Wednesday, June 13, 2007

NineSigma: Nurturing 'Open Innovation'

Why should a company pursue an open innovation strategy?

Here's one example of the benefits. We had a client who was selling laundry detergent in prepackaged pouches. The problem was that the plastic pellets holding the liquid detergent were leaking, staining the packaging, and so sales were tanking. The company had its packaging people working on it, the manufacturing people were working on it, the supplier of the plastic pellets was working on it, and no one could come up with a solution. Our search turned up a small, unheard-of company in Britain that was packaging agricultural concentrates—herbicides, pesticides, that kind of stuff—in a similar type of film. They had had, and solved, a similar problem along the way, and their solution could be adapted to our client's problem. So our client's solution came from a company that no one had heard of in an unrelated industry.

But if you define a problem too narrowly, do you risk limiting the very promise of the open innovation approach? How do you cast a wide net but not catch junk?
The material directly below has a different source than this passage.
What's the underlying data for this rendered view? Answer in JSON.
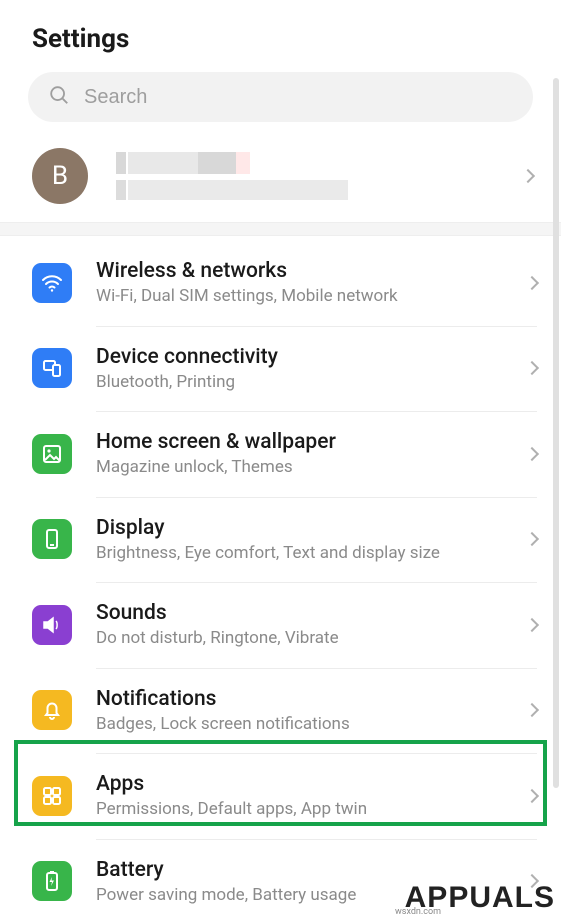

First, you need to clearly identify a client's most pressing problem or problems. Then you need to translate the problem into basic science or technology terms. So, for instance, when P&G wanted to solve the problem of wrinkled cotton, we didn't send out a request for proposals saying we were looking for a solution to wrinkling because if you describe the problem in terms of its applications, the only solutions you get are from people working in that industry. So instead we talked about surface chemistry and hydrogen-bonding across fibers—the language of science and tech that is understood across industries.